I would like to write a function that takes two natural arguments and returns a maybe of a proof of their equality.

I'm trying with

equal : (a: Nat) -> (b: Nat) -> Maybe ((a == b) = True)
equal a b = case (a == b) of
    True => Just Refl
    False => Nothing

but I get the following error

When checking argument x to constructor Prelude.Maybe.Just:
        Type mismatch between
                True = True (Type of Refl)
        and
                Prelude.Nat.Nat implementation of Prelude.Interfaces.Eq, method == a
                                                                                   b =
                True (Expected type)

        Specifically:
                Type mismatch between
                        True
                and
                        Prelude.Nat.Nat implementation of Prelude.Interfaces.Eq, method == a
                                                                                           b

Which is the correct way to do this?

Moreover, as a bonus question, if I do

equal : (a: Nat) -> (b: Nat) -> Maybe ((a == b) = True)
equal a b = case (a == b) of
    True => proof search
    False => Nothing

I get

INTERNAL ERROR: Proof done, nothing to run tactic on: Solve
pat {a_504} : Prelude.Nat.Nat. pat {b_505} : Prelude.Nat.Nat.

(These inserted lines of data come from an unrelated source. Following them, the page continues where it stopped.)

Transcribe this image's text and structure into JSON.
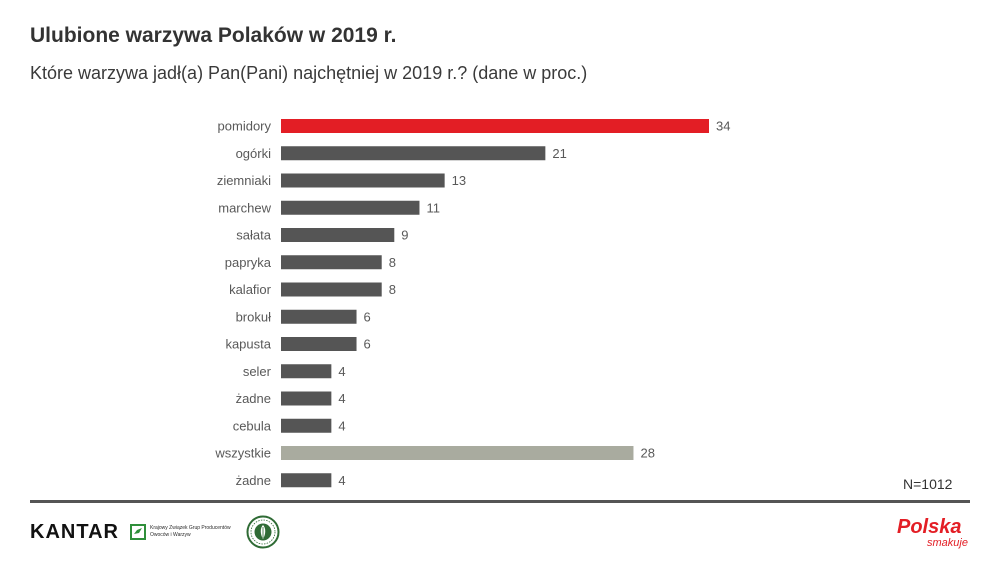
{
  "header": {
    "title": "Ulubione warzywa Polaków w 2019 r.",
    "subtitle": "Które warzywa jadł(a) Pan(Pani) najchętniej w 2019 r.? (dane w proc.)"
  },
  "chart_data": {
    "type": "bar",
    "orientation": "horizontal",
    "title": "Ulubione warzywa Polaków w 2019 r.",
    "subtitle": "Które warzywa jadł(a) Pan(Pani) najchętniej w 2019 r.? (dane w proc.)",
    "categories": [
      "pomidory",
      "ogórki",
      "ziemniaki",
      "marchew",
      "sałata",
      "papryka",
      "kalafior",
      "brokuł",
      "kapusta",
      "seler",
      "żadne",
      "cebula",
      "wszystkie",
      "żadne"
    ],
    "values": [
      34,
      21,
      13,
      11,
      9,
      8,
      8,
      6,
      6,
      4,
      4,
      4,
      28,
      4
    ],
    "bar_colors": [
      "#e31e25",
      "#555555",
      "#555555",
      "#555555",
      "#555555",
      "#555555",
      "#555555",
      "#555555",
      "#555555",
      "#555555",
      "#555555",
      "#555555",
      "#a9ab9f",
      "#555555"
    ],
    "xlim": [
      0,
      34
    ],
    "grid": false,
    "legend": "none",
    "data_labels": true
  },
  "footer": {
    "sample_size": "N=1012",
    "brand_left": "KANTAR",
    "partner_text": "Krajowy Związek Grup Producentów Owoców i Warzyw",
    "brand_right_main": "Polska",
    "brand_right_sub": "smakuje",
    "partner_icon": "kzgp-logo-icon",
    "seal_icon": "ministry-seal-icon"
  }
}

Prelude.Maybe.Nothing (= Prelude.Bool.Bool Prelude.Bool.Bool (Prelude.Interfaces.Prelude.Nat.Nat implementation of Prelude.Interfaces.Eq, method == {a_504} {b_505}) Prelude.Bool.True)
This is probably a bug, or a missing error message.
Please consider reporting at https://github.com/idris-lang/Idris-dev/issues

Is it a known issue or should I report it?

2
idristheorem-proving
Bear in mind that tactic-based proofs are obsolete in Idris, while a making decision to report an issue.Anton Trunov
You might want to consider using decEq.michaelmesser

2 Answers

5
votes

Let's take a look at the implementation of the Eq interface for Nat:

Eq Nat where
  Z == Z         = True
  (S l) == (S r) = l == r
  _ == _         = False

You can solve the problem just by following the structure of the (==) function as follows:

total
equal : (a: Nat) -> (b: Nat) -> Maybe ((a == b) = True)
equal Z Z = Just Refl
equal (S l) (S r) = equal l r
equal _ _ = Nothing
4
votes

You can do it by using with instead of case (dependent pattern matching):

equal : (a: Nat) -> (b: Nat) -> Maybe ((a == b) = True)
equal a b with (a == b)
  | True = Just Refl
  | False = Nothing

Note that, as Anton points out, this merely a witness on a boolean test result, a weaker claim than proper equality. It might be useful for advancing a proof about if a==b then ..., but it won't allow you to substitute a for b.